Abstract for ICEHL XXII (22nd International Conference on English Historical Linguistics), 3–6 July 2023, Sheffield, UK.
Samuli Kaislaniemi, University of Eastern Finland
Colin Greenstreet, MarineLives.org, Independent Scholar
Over the seventeenth century, English spelling standardized at an increasing pace. It is well known that print played a large part in these developments (see Condorelli 2022). What is less well known is how spelling standardization proceeded and developed in handwritten texts. A marked difference between private and public spelling practices continued through the eighteenth century and beyond (Osselton 1984; Salmon 1999), showing that spelling standardization overall was a much longer, drawn-out process, than results from EEBO queries might suggest.
This paper uses a new manuscript-based corpus to look at developments in English spelling by non-elite writers during the second half of the seventeenth century. We look at spelling features which became standardized in print during the period, such as <u/v>- and <i/j>-variation. The results are compared to findings from the Corpus of Early English Correspondence (CEEC), the Electronic Text Edition of Depositions (ETED), and the Salamanca Corpus for more data on handwritten texts, as well as EEBO for print.

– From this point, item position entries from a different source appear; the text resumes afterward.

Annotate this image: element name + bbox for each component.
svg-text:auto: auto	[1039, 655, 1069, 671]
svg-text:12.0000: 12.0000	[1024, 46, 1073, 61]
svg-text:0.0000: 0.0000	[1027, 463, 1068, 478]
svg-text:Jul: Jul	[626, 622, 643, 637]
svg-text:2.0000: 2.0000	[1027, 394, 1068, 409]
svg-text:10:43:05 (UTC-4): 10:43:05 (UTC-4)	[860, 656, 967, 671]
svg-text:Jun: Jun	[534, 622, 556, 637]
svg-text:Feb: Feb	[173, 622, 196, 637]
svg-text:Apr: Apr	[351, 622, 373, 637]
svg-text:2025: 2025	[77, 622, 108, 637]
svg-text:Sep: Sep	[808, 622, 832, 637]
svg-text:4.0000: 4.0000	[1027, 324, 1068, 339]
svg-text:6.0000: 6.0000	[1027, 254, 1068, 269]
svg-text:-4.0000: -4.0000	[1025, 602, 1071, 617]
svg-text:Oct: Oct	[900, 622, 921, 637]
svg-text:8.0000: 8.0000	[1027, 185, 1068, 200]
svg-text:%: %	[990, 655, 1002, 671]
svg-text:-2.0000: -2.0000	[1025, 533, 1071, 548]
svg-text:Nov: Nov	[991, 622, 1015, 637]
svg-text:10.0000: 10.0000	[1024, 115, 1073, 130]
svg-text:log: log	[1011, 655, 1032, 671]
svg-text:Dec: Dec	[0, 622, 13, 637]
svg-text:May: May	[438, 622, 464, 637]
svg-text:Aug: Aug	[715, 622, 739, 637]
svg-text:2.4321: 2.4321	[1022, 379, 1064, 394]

This paper also showcases our new corpus. The Signs of Literacy from Manuscripts (SOLM) corpus consists of diplomatic transcripts of c.500 letters by some 200 non-elite English writers (c. 100,000 words), spanning 1640–1699. The corpus will be released in summer 2023 as Open Access.

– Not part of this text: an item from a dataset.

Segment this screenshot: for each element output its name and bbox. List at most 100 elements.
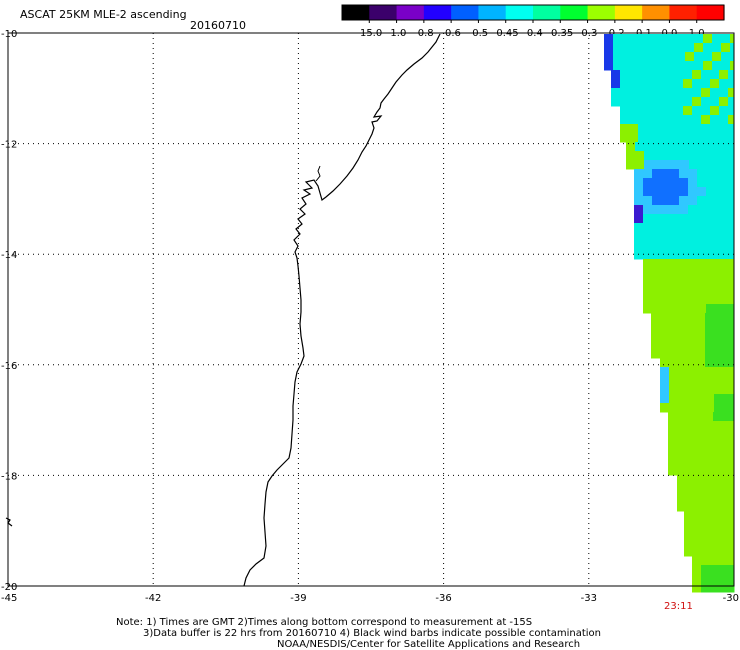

The SOLM corpus draws on two linked occupational and economic communities for its letters. The writers in the corpus come from, first, marine occupations: captains, ships’ masters, pursers, boatswains, surgeons, carpenters, etc; and second, from those involved in the timber supply chain: surveyors and purveyors of timber, owners of wood wharfs, foresters, shipwrights, etc. The corpus comes with biographical information on writers (where available), including dates of birth and death, family background, education and occupation, enabling socio-economic analysis.
While the SOLM corpus is quite small, it helps fill a gap in available resources by making available letters from the lower literate sections of society. Letters by such writers have rarely been edited and published, and have thus largely evaded the attention of linguists. However, the SOLM corpus demonstrates that plenty of letters from lower social ranks in fact survive in easily accessible archival collections. All the letters in the corpus are sourced from two calendared and/or indexed series at the British National Archives: State Papers Domestic (SP 16, 18 and 29), and in-letters to the Admiralty (ADM 106).

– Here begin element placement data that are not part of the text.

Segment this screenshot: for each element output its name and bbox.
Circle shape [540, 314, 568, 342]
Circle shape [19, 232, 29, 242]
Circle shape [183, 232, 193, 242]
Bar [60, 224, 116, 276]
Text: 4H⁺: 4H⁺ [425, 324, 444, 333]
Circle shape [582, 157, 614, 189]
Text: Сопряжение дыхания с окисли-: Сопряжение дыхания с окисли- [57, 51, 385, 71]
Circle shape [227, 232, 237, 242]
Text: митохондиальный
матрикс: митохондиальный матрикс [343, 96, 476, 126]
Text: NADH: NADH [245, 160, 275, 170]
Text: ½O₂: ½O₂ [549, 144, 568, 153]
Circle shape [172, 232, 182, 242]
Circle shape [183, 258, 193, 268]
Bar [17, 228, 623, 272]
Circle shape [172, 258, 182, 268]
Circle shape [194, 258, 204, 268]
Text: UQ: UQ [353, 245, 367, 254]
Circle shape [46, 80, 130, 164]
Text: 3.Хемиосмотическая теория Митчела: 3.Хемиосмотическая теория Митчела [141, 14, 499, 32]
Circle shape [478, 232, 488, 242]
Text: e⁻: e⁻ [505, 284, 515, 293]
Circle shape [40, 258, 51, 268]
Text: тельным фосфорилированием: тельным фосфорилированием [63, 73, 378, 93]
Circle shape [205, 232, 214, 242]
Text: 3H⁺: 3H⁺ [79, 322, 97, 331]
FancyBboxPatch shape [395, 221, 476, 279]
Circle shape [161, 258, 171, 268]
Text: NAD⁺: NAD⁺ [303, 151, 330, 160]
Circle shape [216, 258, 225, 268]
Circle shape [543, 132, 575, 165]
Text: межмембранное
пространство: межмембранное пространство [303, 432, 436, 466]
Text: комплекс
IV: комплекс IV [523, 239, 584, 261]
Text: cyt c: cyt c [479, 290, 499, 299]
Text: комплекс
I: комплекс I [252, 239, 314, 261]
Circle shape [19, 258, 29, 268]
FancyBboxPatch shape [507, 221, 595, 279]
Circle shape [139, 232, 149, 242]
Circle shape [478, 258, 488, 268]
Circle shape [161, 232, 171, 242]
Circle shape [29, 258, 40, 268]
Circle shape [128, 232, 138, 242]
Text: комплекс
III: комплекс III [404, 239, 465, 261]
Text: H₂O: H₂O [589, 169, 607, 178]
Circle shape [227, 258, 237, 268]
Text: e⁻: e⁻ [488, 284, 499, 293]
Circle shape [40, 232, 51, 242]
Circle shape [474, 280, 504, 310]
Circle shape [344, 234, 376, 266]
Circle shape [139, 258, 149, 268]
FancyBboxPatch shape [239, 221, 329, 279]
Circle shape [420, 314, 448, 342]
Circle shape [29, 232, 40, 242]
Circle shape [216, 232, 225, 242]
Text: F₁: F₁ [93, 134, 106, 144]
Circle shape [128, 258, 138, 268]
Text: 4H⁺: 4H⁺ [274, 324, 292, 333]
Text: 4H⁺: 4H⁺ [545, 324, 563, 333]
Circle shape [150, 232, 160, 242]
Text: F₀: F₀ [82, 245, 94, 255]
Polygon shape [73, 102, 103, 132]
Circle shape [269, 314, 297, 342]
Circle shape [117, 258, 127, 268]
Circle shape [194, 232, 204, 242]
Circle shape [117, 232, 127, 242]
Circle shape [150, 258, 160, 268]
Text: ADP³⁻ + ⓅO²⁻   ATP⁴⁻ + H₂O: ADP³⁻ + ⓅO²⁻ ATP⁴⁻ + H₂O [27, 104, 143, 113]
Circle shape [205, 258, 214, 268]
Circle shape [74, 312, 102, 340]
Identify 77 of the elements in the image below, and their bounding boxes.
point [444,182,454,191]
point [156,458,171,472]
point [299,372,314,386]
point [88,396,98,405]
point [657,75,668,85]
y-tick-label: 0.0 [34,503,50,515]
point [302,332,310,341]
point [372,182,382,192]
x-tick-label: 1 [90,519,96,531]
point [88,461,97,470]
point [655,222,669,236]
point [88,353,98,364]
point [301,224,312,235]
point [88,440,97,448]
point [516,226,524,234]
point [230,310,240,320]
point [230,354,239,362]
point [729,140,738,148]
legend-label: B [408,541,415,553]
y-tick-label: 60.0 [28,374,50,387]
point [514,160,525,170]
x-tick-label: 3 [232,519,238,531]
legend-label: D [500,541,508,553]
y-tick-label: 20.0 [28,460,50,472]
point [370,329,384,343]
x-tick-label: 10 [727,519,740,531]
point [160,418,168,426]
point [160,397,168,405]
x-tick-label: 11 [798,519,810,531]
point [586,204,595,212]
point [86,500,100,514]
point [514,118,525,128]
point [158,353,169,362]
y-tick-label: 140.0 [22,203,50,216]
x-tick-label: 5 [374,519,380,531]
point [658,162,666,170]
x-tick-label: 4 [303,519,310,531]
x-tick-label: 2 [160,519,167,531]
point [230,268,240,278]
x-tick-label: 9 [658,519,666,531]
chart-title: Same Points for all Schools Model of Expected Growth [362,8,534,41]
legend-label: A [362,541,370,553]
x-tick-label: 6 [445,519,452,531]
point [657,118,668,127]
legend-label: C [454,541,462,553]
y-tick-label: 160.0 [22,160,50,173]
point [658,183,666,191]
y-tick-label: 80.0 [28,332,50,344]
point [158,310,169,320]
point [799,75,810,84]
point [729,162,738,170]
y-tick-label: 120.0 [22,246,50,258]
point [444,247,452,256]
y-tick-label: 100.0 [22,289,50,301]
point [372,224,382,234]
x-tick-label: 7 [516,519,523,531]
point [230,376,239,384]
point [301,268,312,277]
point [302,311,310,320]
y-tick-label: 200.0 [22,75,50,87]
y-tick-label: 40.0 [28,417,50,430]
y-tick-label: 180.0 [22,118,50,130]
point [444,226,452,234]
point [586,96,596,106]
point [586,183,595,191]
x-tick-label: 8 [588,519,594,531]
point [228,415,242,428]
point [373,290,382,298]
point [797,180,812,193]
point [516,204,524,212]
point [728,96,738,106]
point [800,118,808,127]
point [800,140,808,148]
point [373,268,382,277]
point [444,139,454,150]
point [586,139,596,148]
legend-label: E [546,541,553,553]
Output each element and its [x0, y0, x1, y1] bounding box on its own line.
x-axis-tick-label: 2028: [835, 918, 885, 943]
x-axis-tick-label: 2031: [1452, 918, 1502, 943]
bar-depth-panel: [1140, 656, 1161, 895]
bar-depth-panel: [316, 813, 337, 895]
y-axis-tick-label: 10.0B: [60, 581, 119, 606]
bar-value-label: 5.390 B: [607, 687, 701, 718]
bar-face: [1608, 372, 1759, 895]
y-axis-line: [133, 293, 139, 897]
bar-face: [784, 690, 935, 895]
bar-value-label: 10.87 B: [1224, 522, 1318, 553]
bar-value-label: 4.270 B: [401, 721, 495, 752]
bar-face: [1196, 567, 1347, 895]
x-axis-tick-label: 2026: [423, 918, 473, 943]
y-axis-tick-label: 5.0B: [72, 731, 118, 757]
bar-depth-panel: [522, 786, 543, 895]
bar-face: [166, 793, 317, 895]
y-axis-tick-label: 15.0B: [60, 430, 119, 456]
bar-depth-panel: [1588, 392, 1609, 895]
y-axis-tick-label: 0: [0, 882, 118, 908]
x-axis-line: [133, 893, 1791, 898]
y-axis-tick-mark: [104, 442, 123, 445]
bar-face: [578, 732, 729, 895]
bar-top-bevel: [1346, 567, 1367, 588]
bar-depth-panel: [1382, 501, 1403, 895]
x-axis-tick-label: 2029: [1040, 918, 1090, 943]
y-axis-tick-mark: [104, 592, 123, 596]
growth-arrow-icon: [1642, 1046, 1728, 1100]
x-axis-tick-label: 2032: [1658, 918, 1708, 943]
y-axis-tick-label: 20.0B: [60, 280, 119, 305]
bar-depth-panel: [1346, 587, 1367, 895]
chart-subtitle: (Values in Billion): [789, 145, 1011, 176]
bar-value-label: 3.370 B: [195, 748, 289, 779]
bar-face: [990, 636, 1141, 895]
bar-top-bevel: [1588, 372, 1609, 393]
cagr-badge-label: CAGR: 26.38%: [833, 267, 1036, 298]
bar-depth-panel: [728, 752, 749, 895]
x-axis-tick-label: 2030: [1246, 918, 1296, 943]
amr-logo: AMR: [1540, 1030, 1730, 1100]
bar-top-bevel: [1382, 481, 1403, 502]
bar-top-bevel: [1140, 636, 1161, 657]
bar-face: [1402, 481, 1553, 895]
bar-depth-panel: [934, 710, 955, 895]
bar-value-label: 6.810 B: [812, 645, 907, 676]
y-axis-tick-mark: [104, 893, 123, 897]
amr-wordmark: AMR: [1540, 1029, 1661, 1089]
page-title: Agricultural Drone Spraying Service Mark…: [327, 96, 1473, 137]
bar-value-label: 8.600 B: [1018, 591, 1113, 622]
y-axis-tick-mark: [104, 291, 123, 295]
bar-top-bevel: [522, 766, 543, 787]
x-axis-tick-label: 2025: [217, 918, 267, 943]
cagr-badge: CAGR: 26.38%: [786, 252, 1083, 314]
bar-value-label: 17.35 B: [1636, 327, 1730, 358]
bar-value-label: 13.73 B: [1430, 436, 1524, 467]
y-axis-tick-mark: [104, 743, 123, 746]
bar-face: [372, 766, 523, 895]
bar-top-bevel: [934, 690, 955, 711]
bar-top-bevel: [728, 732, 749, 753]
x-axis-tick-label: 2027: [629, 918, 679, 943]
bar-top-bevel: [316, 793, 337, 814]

CEEC = Corpus of Early English Correspondence. Compiled by the CEEC team led by Terttu Nevalainen at the University of Helsinki. varieng.helsinki.fi/CoRD/corpora/CEEC/index.html.
Condorelli, Marco. 2022. Standardising English Spelling: The Role of Printing in Sixteenth and Seventeenth-century Graphemic Developments. Cambridge: Cambridge University Press.
EEBO-TCP = Early English Books Online Text Creation Partnership. quod.lib.umich.edu/e/eebogroup/.
ETED = An Electronic Text Edition of Depositions 1560-1760. Compiled by Merja Kytö, Peter J. Grund & Terry Walker. In Merja Kytö et al., Testifying to Language and Life in Early Modern England. Amsterdam: John Benjamins, 2011.
Osselton, Noel E. 1984. “Informal spelling systems in Early Modern English: 1500–1800”. In Norman F. Blake & Charles Jones (eds.), English Historical Linguistics. Studies in Development. Sheffield: Department of English Language, University of Sheffield, 123–137.
The Salamanca Corpus: Digital Archive of English Dialect Texts. Compiled the DING team at the University of Salamanca, 2011. www.thesalamancacorpus.com.
Salmon, Vivian. 1999. “Orthography and punctuation 1476–1776”. In Roger Lass (ed.), The Cambridge History of the English Language, vol. 3, 1476–1776. Cambridge: Cambridge University Press, 13–55.